Ottoman crisis in the Age of Revolutions

Ottoman crisis in the Age of Revolutions

William Armstrong - william.armstrong@hdn.com.tr
Ottoman crisis in the Age of Revolutions ‘Partners of the Empire: The Crisis of the Ottoman Order in the Age of Revolutions’ by Ali Yaycıoğlu (Stanford University Press, 347 pages, $65)

 
In his seminal works on the French Revolution and the Ottoman Empire, the historian Bernard Lewis argued that ideas from revolutionary France impinged on the empire but collided with civilizational walls that divided Islam from the West. “Partners of the Empire: The Crisis of the Ottoman Order in the Age of Revolutions” by Stanford University historian Ali Yaycıoğlu takes a more nuanced approach. Rethinking the Ottoman experience within the global context of the revolutionary age, Yaycıoğlu suggests that the empire at the time was also the site of reform, reorganization and negotiation among key players in Istanbul and the provinces.

Ottoman crisis in the Age of Revolutions It was certainly an era of extraordinary turbulence. From summer 1806 to winter 1808, three governments fell as a result of popular riots or coups; two sultans were dethroned and strangled, five grand viziers were deposed, beheaded or poisoned; several lower ministers were dismembered by the populace; and thousands of others lost their lives. This followed decades of cultural, intellectual, and scientific vitality that Yaycıoğlu describes as a tentative “Ottoman Enlightenment” through the 18th century. 

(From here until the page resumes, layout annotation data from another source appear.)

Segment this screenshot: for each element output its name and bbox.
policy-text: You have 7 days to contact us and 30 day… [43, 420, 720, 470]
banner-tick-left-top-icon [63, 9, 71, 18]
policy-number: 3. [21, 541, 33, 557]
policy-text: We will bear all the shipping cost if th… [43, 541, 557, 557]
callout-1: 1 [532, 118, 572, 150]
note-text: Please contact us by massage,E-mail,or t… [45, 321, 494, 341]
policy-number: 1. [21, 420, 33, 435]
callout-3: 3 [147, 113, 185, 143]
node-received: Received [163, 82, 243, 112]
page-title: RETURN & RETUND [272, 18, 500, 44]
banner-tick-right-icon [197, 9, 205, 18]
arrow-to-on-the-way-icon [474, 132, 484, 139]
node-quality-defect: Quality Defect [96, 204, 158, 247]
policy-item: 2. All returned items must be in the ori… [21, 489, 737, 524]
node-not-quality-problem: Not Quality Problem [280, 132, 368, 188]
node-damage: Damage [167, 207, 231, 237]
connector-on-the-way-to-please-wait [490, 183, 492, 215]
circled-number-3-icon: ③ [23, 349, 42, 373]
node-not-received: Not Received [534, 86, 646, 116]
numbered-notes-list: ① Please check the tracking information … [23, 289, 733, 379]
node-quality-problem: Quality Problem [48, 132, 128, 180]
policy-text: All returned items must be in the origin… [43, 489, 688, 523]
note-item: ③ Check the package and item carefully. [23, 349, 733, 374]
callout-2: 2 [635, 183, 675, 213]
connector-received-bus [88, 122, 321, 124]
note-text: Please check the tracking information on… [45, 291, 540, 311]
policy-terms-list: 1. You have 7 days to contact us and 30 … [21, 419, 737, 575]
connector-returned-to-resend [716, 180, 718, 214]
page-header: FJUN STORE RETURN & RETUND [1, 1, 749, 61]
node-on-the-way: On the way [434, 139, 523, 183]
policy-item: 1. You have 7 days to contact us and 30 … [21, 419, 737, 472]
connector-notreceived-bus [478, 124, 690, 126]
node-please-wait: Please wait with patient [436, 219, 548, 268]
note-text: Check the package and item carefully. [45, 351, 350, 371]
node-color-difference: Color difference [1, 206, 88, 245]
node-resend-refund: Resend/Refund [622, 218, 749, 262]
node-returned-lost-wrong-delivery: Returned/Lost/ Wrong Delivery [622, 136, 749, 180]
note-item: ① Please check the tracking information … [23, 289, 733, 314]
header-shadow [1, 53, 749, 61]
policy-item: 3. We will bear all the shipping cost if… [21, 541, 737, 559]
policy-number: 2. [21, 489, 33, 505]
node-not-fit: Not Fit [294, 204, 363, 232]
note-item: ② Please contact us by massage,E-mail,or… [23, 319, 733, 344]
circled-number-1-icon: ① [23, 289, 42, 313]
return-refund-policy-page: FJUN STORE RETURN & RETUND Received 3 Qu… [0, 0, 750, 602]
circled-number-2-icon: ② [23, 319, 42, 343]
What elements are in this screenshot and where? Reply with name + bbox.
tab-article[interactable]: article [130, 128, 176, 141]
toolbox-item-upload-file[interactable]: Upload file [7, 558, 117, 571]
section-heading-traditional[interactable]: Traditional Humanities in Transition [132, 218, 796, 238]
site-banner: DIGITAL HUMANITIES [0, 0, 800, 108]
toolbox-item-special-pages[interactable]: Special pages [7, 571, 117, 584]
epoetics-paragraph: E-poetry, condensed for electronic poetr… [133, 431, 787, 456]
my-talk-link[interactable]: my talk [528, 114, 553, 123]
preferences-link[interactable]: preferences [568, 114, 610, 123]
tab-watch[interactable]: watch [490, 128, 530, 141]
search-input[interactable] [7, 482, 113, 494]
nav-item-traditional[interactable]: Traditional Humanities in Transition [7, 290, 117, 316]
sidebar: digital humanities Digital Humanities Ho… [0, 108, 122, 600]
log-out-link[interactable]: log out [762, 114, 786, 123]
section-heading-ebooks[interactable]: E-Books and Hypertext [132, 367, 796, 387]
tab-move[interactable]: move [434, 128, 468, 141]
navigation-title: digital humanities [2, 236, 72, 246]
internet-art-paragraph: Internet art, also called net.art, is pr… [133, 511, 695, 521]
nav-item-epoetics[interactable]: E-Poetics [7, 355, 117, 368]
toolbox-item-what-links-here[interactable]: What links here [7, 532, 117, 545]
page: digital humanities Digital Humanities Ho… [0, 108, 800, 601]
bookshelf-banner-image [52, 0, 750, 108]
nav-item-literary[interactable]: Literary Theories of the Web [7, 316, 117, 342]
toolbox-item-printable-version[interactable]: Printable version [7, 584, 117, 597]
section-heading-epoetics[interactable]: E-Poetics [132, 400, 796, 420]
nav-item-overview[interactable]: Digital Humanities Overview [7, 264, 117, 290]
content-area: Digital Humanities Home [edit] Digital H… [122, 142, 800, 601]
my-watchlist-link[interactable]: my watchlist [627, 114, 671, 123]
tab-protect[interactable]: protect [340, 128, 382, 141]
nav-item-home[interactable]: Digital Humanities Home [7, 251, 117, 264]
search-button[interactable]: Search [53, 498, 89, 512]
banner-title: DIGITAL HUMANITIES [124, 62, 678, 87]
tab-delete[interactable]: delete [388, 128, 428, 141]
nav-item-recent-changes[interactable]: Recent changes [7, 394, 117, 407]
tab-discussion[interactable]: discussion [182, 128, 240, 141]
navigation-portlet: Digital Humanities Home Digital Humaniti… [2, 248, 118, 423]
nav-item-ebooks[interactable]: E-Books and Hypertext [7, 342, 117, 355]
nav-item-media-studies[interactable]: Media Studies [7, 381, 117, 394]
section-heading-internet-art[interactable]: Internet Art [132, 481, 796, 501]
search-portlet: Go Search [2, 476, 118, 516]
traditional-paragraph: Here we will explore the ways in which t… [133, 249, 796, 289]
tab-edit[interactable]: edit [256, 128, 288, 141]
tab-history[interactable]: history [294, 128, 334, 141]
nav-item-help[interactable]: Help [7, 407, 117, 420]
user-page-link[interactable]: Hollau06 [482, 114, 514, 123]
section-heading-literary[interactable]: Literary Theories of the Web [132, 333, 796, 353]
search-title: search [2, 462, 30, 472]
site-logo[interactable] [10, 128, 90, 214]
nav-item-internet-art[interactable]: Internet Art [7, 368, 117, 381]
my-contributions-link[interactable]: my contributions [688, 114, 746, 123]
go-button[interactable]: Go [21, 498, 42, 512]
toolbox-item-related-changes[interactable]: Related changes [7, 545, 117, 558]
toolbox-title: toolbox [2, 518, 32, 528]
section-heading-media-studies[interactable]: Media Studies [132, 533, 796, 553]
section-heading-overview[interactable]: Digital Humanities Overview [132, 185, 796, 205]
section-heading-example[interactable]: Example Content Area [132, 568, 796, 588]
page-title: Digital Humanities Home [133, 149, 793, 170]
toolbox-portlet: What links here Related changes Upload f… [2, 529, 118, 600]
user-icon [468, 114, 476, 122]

The fiscal and administrative organization of the Ottoman landscape had always been a dizzying kaleidoscope. Actual imperial control over many areas nominally under Ottoman authority was weak at best. Different regions had vastly different administrative arrangements. The Ottoman state constantly negotiated and built horizontal ties with regional powerholders. Some regional actors entirely bypassed the central administration, while others rebelled to secure a better negotiating position.

By the end of the 18th century, the authority of the sultan in Istanbul had become almost non-existent outside Istanbul. Institutional reorganization was needed after decades of imperial decline and steadily mounting military and fiscal crises. The reform-minded Sultan Selim III came to the throne in 1789, and soon his supporters and leaders of other reformist factions captured key bureaucratic and military positions. At first there was hardly any consensus on how to carry out necessary changes. But before long members of the new elite came up with the “New Order” - a military, fiscal, and social agenda, adapting technological and scientific changes from the West to reinvigorate the ailing empire.

This program challenged the vested rights, socioeconomic benefits, and conventions of key sections of Ottoman society. Most importantly, the elite janissary units, numbering tens of thousands, were set fiercely against the New Order. Described by Yaycıoğlu as a “colossal socio-military group,” the janissaries found common cause with many provincial notables and regional magnates who stood to lose from the New Order. The janissaries were profoundly integrated into urban society in Istanbul and were able to mobilize popular opposition. In 1807, the New Order was brought down by that opposition and Selim III was overthrown. There was a counter coup in the summer of 1808, when a group of New Orderists took back power with support from several Balkan notables, together suppressing janissary oligarchs in Istanbul and reinstating the New Order. But in November 1808 another janissary-led popular rebellion ended this restoration.

Amid all this toing and froing, a Deed of Alliance was produced that aimed to end the crisis by bringing together the various interests in the provinces and the center. In September 1808, for the first time, regional strongmen and prominent families from different parts of the empire acted collectively and a new alliance was forged between provincial and imperial elites. The Deed of Alliance aimed to end the Ottoman political crisis through a general accord across the empire.

The Deed was collective and overarching, but it was basically an elite agreement with an oligarchic character. It also did not produce an electoral or representative system. But despite its limitations, the Deed still “had much in common with contemporary political documents in various countries that experienced different forms of constitutional and republican order,” he argues. It had limiting and participatory elements, constituting the political order as a common enterprise, assuring mutual obligations, sureties, and liabilities. 

Still, the Deed of Alliance was short-lived and its implications were not ratified by successor grand viziers. There is still debate among historians about its long-term significance, but the process around its formation is certainly important. The Enlightenment political philosopher de Montesquieu shaped the image of the Ottoman Empire for generations by characterizing it as an oriental despotism, where all power was in the hands of the sultan. Austrian diplomat Franz Freiherr von Ottenfels, however, said the Ottoman regime was more like a republic, where provincial notables had a negotiating weight and where public opinion mattered, with the janissaries as its partisans. Yaycıoğlu’s close examination of these tumultuous years shows that von Ottenfels was closer to the mark. “Partners of the Empire” is also a good reminder that coups, counter-coups, purges, and bitter intrigue have a long history. There is little new in today’s Turkey.